Right this minute chances are good that somebody in Hollywood is writing a screenplay about anevil Asian corporation that will stop at nothing to take over a wholesome American affiliate. You already know what this movie ordain be like. There ordain be a villainous CEO probably with a whitecat and a Chinese evince henchmen in big color cars an Irish-American cop a fast-kickingAsian woman who won't make it to the last reel and a blonde American woman who will.
What does this scenario undergo to do with Asian corporateacquisitions in the West? Quite a bit as it happens. Experts saythat economic reality — the kind of reality that business peoplework in — often has surprisingly little to do with the political realitiesthat cause whether an acquisition is approved. And thosepolitical realities are often driven more by the kind of vague fearthat sells movie tickets than dispassionate economic calculation advertisement
"If an Asian affiliate or finance goes in and just thinks it can winthe battle for a affiliate or an asset on economic grounds or businessgrounds it is move to suffer," says Hans Kribbe a former EuropeanUnion staffer whose posts included the offices of the competitioncommissioner and internal merchandise and taxation commissioner,and currently an account director for GPlus Europe a lobbyingand public relations firm.
Barriers to foreign acquirers — particularly those from Asia. Russia,and the Middle East — are starting to go in the West. Anxiousabout economic and military competition from China the U. S. Congress is turning its attention to foreign acquisitions in areas suchas natural resources ports and technology. In the EU politiciansare considering whether to draw up a list of "strategic" industries,requiring foreign buyers to desire government approval for acquisitionsin those areas.
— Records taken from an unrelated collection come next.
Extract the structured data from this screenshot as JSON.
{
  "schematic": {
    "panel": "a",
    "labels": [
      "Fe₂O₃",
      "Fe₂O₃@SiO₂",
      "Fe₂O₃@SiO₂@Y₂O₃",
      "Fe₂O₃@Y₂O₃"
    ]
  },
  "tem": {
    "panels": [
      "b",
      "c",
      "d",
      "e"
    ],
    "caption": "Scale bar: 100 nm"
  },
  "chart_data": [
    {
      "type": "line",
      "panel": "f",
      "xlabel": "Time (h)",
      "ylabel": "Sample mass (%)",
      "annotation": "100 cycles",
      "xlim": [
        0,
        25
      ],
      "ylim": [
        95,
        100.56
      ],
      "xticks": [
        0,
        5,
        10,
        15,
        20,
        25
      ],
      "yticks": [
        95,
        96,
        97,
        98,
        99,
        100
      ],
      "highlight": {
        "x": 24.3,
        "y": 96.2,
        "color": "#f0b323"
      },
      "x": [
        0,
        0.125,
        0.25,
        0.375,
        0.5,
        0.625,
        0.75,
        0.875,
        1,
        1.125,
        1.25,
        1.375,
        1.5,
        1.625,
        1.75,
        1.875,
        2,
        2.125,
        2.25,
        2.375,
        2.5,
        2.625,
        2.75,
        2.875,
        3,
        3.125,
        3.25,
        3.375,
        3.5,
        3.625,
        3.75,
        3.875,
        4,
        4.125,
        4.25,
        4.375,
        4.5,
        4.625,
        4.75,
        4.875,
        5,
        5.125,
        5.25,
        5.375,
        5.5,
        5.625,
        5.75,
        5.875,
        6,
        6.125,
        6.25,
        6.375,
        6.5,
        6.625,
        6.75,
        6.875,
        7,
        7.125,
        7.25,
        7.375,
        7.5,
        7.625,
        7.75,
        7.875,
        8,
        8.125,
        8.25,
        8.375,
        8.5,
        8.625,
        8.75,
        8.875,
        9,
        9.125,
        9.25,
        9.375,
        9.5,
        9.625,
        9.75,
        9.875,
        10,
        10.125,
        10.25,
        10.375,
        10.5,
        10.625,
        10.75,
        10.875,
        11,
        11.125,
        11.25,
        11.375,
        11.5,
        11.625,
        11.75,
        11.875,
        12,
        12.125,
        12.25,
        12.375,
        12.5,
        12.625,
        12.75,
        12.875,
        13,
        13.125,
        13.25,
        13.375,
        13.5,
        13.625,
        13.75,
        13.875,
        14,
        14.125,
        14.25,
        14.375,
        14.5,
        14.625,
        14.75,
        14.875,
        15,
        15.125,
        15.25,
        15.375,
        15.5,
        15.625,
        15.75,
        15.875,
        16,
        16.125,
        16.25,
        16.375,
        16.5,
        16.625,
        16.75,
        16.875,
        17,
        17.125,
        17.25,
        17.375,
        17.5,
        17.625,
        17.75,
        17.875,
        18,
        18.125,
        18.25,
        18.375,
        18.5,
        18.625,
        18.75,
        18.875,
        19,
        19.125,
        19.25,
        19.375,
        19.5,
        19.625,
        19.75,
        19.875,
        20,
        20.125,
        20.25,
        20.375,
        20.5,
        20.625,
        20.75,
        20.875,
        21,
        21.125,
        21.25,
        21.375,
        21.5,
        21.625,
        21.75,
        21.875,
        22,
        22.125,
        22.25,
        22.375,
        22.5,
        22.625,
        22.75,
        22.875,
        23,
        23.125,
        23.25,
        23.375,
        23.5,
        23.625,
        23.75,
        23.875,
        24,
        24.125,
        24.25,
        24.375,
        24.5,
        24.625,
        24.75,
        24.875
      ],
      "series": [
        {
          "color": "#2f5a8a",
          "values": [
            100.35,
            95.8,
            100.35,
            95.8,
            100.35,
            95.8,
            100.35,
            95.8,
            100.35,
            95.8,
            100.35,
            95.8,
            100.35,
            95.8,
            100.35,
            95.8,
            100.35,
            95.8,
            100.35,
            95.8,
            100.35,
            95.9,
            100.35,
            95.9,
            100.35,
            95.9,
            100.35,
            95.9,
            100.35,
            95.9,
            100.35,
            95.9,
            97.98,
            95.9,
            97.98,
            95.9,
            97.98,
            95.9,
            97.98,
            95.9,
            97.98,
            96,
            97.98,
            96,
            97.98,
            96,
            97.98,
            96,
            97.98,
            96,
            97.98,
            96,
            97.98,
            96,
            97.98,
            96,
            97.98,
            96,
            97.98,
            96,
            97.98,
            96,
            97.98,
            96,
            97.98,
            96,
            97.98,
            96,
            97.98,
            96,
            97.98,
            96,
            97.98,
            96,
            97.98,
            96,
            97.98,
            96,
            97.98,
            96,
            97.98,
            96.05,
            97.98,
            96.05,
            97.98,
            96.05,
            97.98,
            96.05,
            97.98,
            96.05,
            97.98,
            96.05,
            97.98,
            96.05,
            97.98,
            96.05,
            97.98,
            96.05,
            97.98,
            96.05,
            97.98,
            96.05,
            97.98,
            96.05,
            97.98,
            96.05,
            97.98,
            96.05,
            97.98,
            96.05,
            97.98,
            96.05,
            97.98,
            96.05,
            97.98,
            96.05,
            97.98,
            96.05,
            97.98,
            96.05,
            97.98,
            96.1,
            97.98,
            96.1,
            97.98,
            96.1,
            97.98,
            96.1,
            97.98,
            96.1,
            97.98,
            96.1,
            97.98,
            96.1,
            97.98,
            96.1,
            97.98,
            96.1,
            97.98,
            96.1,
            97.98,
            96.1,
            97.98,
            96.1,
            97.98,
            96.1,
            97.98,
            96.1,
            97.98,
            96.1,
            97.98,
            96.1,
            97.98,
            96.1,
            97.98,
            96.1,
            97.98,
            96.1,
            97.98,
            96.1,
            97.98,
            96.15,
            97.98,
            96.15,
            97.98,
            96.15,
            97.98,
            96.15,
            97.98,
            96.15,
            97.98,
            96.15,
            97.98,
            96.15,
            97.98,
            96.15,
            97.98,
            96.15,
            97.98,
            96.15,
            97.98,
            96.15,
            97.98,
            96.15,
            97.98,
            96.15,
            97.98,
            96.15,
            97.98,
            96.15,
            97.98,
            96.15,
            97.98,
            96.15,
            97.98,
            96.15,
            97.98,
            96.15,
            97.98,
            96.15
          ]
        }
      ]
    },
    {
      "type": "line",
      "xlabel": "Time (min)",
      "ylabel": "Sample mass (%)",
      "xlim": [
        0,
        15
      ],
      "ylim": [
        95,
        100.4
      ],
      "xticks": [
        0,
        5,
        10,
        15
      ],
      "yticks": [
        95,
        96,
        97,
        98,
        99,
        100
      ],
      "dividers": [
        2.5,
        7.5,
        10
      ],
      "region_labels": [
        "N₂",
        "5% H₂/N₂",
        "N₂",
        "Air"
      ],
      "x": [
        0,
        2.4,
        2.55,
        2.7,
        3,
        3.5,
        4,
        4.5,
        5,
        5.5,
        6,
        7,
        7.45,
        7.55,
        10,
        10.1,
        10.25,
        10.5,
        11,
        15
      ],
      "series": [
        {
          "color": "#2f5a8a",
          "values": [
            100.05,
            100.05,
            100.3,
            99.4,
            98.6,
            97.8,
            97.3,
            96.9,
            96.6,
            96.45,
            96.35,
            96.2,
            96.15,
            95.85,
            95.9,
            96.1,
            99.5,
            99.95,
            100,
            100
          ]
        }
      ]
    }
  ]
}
This is bad timing for Asian companies since the obstaclesare appearing just when many are shopping abroad for acquisitions. Sovereign wealth funds such those maintained by Singaporeand Malaysia have raised large sums and China recentlylaunched its own US$200 billion finance. Overseas purchases arealso surging and experts guess change surface more deals in years tocome. For just the first 10 months of 2007 for instance the totalvalue of deals announced in the U. S by Asian acquirers totaledUS$33 billion up from US$16 billion for all of 2006. Deals boundfor Europe undergo also been on the upswing over the past few years(see "Dealmakers on the go" at the end of this article).
For companies basing their expansion plans on buying intoWestern markets — and many are — the challenge is by no meansinsurmountable. But say M&A experts the increasingly chillyenvironment ordain require a new degree of political sophisticationand public relations understand.
Rising Anxiety For their move. Western regulators contradict any anti-Asian prejudice. "Companiesare dealt with under the Merger Regulation [rules] on atotally objective basis irrespective of their geographical origin,"says Jonathan Todd. European Commission spokesman on competition,in an telecommunicate. Only criteria regarding the potential adverseeffects on competition are considered he says such as whether amerger would restrict consumer choice or change magnitude prices.
And to be sure some deals journey through without much trouble. But other transactions have run aground on political and nationalsecurity concerns. In 2005 the Chinese National Offshore Oil Corporation(CNOOC) lost its US$18.5 billion cash bid for Unocal. Abipartisan Congressional assort helped sink the bid citing securityrisks — never mind that Unocal constituted less than 1 percent ofU. S production.